The Uniformity Clause

¶ 29. Article VIII, section 1 of the Wisconsin Constitution, provides in relevant part: "The rule of taxation shall be uniform but the legislature may empower cities, villages or towns to collect and return taxes on real estate located therein by optional methods." This provision "requires that the method or mode of taxing real property must be applied uniformly to all classes of property within the tax district." State ex rel. Levine v. Board of Review of Village of Fox Point, 191 Wis. 2d 363, 371, 528 N.W.2d 424 (1995). Where there is evidence that the assessor used an arbitrary methodology for assessing property by singling out one property for special treatment, under a mistaken view of proper assessment practice, the assessment cannot withstand a uniformity challenge. Noah's Ark Family Park v. Board of Review of Village of Lake Delton, 216 Wis. 2d 387, 394, 573 N.W.2d 852 (1998). An assessor cannot elect to reassess only a single property (such as a water park) within a class of similar properties (other recently sold commercial properties). Id. at 388-89. Similarly, where the assessor assessed older homes at less than the sale price because he believed purchasers were *156overpaying for older homes as compared to newer homes, "the assessor clearly failed to use the best information available when he ignored the purchase price of certain older properties in assessing their value. By using arbitrary and improper considerations in making the assessment, the assessor violated sec. 70.32(1), Stats., and committed an error of law." Levine, 191 Wis. 2d at 374.

¶ 30. Here, there is no evidence that all other similarly zoned properties were systematically assessed at less than fair market value. See id. There is also no evidence that Great Lakes was arbitrarily singled out for reassessment based on factors equally applicable to properties not reassessed. See Noah's Ark, 216 Wis. 2d at 394. Great Lakes, therefore, has not established that the City committed any errors which would constitute violations of the uniformity clause.

¶ 31. Simply comparing a taxpayer's appraised value to lower values assigned to a relatively small number of other properties has long been rejected as a claimed violation of the uniformity clause. In Walthers v. Jung, 175 Wis. 58, 60, 183 N.W. 986 (1921), realtors, through Walthers, their attorney, challenged the appraisal of their land as being higher than several other parcels of similar real estate in the township. Our supreme court rejected the challenge, observing that if such a method of challenge was allowed, then "assessments [would] have a precarious stability, because common knowledge informs us that the average taxpayer can conscientiously testify that his holdings are valued too high in comparison with that of certain of his neighbors." Id. at 60-61. Later, relying on Walthers, we held that lack of uniformity must be established by showing "a general undervaluation of properties within *157[a] district" when the subject property has been assessed at full market value. See State ex rel. Algoma Hous. Co. v. Board of Review, 166 Wis. 2d 675, 682, 480 N.W.2d 786 (Ct. App. 1991).

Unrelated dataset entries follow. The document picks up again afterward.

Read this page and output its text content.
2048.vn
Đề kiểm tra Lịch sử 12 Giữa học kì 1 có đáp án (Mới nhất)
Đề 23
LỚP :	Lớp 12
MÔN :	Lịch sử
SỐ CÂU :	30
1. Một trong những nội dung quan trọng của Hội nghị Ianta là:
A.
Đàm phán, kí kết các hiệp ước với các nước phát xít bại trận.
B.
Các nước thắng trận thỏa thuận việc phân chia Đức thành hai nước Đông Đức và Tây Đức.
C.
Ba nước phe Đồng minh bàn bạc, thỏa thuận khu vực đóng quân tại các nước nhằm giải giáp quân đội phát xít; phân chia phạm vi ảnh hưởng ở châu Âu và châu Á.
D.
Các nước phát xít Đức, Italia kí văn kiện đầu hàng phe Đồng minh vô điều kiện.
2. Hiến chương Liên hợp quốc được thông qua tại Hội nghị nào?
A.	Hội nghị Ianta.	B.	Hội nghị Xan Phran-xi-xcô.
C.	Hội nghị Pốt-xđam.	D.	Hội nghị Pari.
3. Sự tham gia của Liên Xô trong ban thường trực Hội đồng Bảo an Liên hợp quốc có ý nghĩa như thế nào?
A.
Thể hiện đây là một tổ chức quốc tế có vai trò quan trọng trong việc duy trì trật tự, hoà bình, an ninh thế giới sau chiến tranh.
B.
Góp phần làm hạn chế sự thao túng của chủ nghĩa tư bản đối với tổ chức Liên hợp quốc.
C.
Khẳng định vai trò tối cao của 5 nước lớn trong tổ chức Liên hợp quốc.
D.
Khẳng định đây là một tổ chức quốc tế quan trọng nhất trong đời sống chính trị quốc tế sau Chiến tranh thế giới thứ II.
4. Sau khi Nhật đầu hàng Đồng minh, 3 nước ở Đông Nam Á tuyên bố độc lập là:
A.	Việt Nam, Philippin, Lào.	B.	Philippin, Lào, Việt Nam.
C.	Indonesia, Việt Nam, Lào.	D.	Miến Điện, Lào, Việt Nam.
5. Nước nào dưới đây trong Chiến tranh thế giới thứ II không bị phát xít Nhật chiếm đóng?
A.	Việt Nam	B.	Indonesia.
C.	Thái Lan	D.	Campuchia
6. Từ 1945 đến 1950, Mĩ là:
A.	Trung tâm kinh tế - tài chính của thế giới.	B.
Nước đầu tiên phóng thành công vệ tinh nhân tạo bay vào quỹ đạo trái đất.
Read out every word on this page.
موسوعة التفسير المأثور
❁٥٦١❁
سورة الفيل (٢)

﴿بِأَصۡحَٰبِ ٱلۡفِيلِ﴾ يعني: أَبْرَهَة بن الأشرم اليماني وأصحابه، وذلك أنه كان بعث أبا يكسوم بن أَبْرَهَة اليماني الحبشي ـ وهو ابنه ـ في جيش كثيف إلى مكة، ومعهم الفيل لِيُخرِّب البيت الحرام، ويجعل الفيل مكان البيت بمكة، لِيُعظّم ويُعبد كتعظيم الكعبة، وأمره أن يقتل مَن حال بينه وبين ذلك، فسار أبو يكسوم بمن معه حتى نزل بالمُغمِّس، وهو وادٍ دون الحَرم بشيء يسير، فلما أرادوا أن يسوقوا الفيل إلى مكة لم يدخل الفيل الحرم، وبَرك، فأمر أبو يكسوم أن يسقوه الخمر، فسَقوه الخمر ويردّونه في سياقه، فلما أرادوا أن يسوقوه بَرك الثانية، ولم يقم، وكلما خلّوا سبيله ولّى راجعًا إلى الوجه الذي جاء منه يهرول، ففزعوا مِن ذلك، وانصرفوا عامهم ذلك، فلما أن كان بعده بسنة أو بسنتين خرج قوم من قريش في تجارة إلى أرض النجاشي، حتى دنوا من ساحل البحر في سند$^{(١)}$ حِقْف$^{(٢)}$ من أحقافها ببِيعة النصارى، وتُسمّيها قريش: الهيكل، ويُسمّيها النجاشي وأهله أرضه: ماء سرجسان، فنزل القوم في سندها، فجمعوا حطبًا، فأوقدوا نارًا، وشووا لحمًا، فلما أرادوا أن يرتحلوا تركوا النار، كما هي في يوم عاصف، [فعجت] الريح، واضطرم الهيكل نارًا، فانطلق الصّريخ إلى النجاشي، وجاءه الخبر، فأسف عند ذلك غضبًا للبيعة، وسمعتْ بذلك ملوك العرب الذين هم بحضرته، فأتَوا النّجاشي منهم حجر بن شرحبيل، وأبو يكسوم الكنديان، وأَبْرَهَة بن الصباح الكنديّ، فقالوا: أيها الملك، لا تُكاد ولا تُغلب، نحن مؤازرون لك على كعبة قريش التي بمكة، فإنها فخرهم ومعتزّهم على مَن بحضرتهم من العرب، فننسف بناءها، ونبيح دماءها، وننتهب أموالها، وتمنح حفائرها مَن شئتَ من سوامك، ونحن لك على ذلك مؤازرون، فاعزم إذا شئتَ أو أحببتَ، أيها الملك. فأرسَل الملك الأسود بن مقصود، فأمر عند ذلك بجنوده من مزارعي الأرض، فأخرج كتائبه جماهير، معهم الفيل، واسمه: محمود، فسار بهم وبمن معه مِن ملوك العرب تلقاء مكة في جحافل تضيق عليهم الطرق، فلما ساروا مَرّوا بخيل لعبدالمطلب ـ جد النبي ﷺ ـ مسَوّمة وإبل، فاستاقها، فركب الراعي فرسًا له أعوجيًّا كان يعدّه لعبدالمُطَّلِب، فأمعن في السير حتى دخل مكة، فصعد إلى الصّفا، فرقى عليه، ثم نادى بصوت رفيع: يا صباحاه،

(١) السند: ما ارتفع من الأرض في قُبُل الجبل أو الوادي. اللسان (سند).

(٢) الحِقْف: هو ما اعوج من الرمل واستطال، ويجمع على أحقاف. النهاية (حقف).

¶ 32. In Allright, the taxpayer's expert compared the assessed value per-square-foot of properties along the same street to the per-square-foot assessed value of the taxpayer's property. Id., 317 Wis. 2d 228, ¶ 56. Not surprisingly, the selected properties had lower per-square-foot assessed values than the taxpayer's property. Id. In Allright, as in Walther, the only evidence was that some assessed values were lower than the assessed value of the taxpayer's property. Allright, 317 Wis 2d. 228, ¶¶ 55-56; Walther, 175 Wis. at 59-60. Our supreme court's observation in 1921 remains equally apt now — if a violation of the uniformity clause can be established merely because some assessments in the assessment district are lower than the assessment of the taxpayer's property, assessments would have a "precarious stability," because any taxpayer could claim that his properties are valued too high in comparison with surrounding properties. See Walther, 175 Wis. at 60-61. Here we have only the same conclusory type of evidence presented in Walther and Allright — some properties are valued lower than the taxpayer's properties. There is not a shred of evidence of systematic lower assessment of a class of property, nor evidence of arbitrary over-valuing of the taxpayer's properties.

¶ 33. We conclude that Great Lakes has not established a violation of Article VIII, section 1 of the Wisconsin Constitution. We affirm the trial court in all respects.

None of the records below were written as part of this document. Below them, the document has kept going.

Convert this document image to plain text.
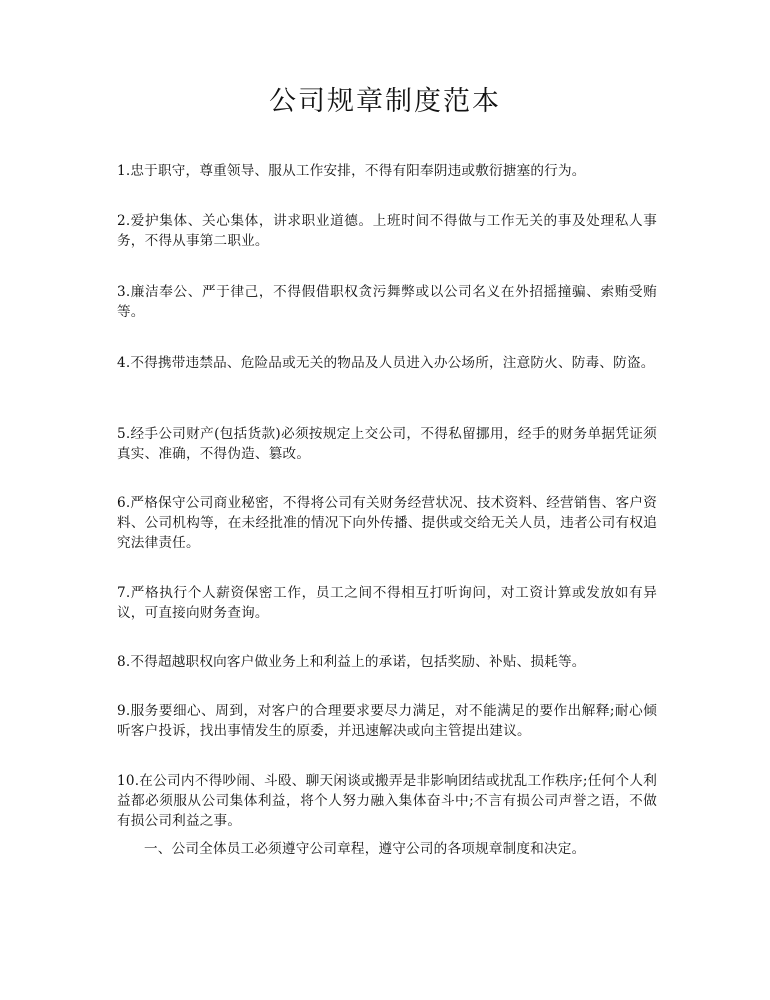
公司规章制度范本

1.忠于职守，尊重领导、服从工作安排，不得有阳奉阴违或敷衍搪塞的行为。

2.爱护集体、关心集体，讲求职业道德。上班时间不得做与工作无关的事及处理私人事务，不得从事第二职业。

3.廉洁奉公、严于律己，不得假借职权贪污舞弊或以公司名义在外招摇撞骗、索贿受贿等。

4.不得携带违禁品、危险品或无关的物品及人员进入办公场所，注意防火、防毒、防盗。

5.经手公司财产(包括货款)必须按规定上交公司，不得私留挪用，经手的财务单据凭证须真实、准确，不得伪造、篡改。

6.严格保守公司商业秘密，不得将公司有关财务经营状况、技术资料、经营销售、客户资料、公司机构等，在未经批准的情况下向外传播、提供或交给无关人员，违者公司有权追究法律责任。

7.严格执行个人薪资保密工作，员工之间不得相互打听询问，对工资计算或发放如有异议，可直接向财务查询。

8.不得超越职权向客户做业务上和利益上的承诺，包括奖励、补贴、损耗等。

9.服务要细心、周到，对客户的合理要求要尽力满足，对不能满足的要作出解释;耐心倾听客户投诉，找出事情发生的原委，并迅速解决或向主管提出建议。

10.在公司内不得吵闹、斗殴、聊天闲谈或搬弄是非影响团结或扰乱工作秩序;任何个人利益都必须服从公司集体利益，将个人努力融入集体奋斗中;不言有损公司声誉之语，不做有损公司利益之事。

一、公司全体员工必须遵守公司章程，遵守公司的各项规章制度和决定。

By the Court. — Order affirmed.

All references to the Wisconsin Statutes are to the 2007-2008 version unless otherwise noted.

Wisconsin Stat. § 73.03(2a) requires the Department of Revenue to publish manuals discussing and illustrating accepted assessment methods.

The three parcels in the City of Milwaukee were acquired in this 2004 bulk transaction. The fourth parcel involved in this case was acquired a few months later from a different seller, but utilizing the substantively identical process and documents.

No one claims that Pen-Ten is a related party to either CRIC or to Great Lakes.

The properties were sold through an extensive broker network, including internet listings.

The 2006 assessment for South 68th Street was based on the November 2005 purchase price, less $97,000 that represented personal property in the sale. The property was sold to another investor in 2006.

The trial court found: "Ms. Ramsey's background, expertise and bias as CFO of Great Lakes Quick Lube were insufficient to conclude that the contract rents, paid under the leases, were greater than market rents."

The Wisconsin Supreme Court refers to Walgreen Co. as "Walgreens" throughout the text of its opinion. We do the same.

The Wisconsin Supreme Court noted that:

*150Walgreens' lease payments . .. include compensation to the developer for all such financing, land acquisition, construction, development and financing costs, together with a profit margin. The parties do not dispute that the inclusion of such costs into the lease terms results in higher than market rate rental payments; as the circuit court described it, the rent in the Walgreens' leases is 'higher than normal' in part because the developer is recovering his development costs on a building that contains the superadequacies demanded by Walgreen.'

Walgreen Co. v. City of Madison, 2008 WI 80, ¶ 6, 311 Wis. 2d 158, 752 N.W2d 687.

The court stated that it was required to "identify the correct methodology for assessing leased retail property for purposes of municipal taxation when the leases for such property contain monthly payments significantly above the market rental rate in part as a result of certain unique business and financing terms being incorporated into the contractual lease terms." Walgreen, 311 Wis. 2d 158, ¶ 18 (emphasis added).

Walgreens' appraiser

'appraised the fee simple interest in the two properties without consideration of the lease, while [the City's appraiser] appraised the leased fee interest.' The appraisals presented by Walgreens described using all three primary appraisal approaches . . . the cost approach, sales comparison approach, and income approach — while placing the greatest emphasis on the latter two approaches. In contrast, the City appraisal used only sales comparison and income approaches for [one property], . . . while ultimately basing its assessment solely on numbers derived from its income approach analysis. It *151used only an income approach for the [other] property, after concluding there were no comparable property sales.

Walgreen, 311 Wis. 2d 158, ¶ 10 (internal quotation marks and footnotes omitted).

Vitale agreed that a "sale leaseback" is "a transaction in which an operating entity that controls or owns a property makes a sale of the property and then leases the property back" and that "the seller would be leasing the property back."

Vitale's report to Great Lakes's attorney states: "Per your request, we have utilized the methodology detailed in [an article] authored by Timothy J. Riddiough in estimating the fair market value subject to taxation of these properties."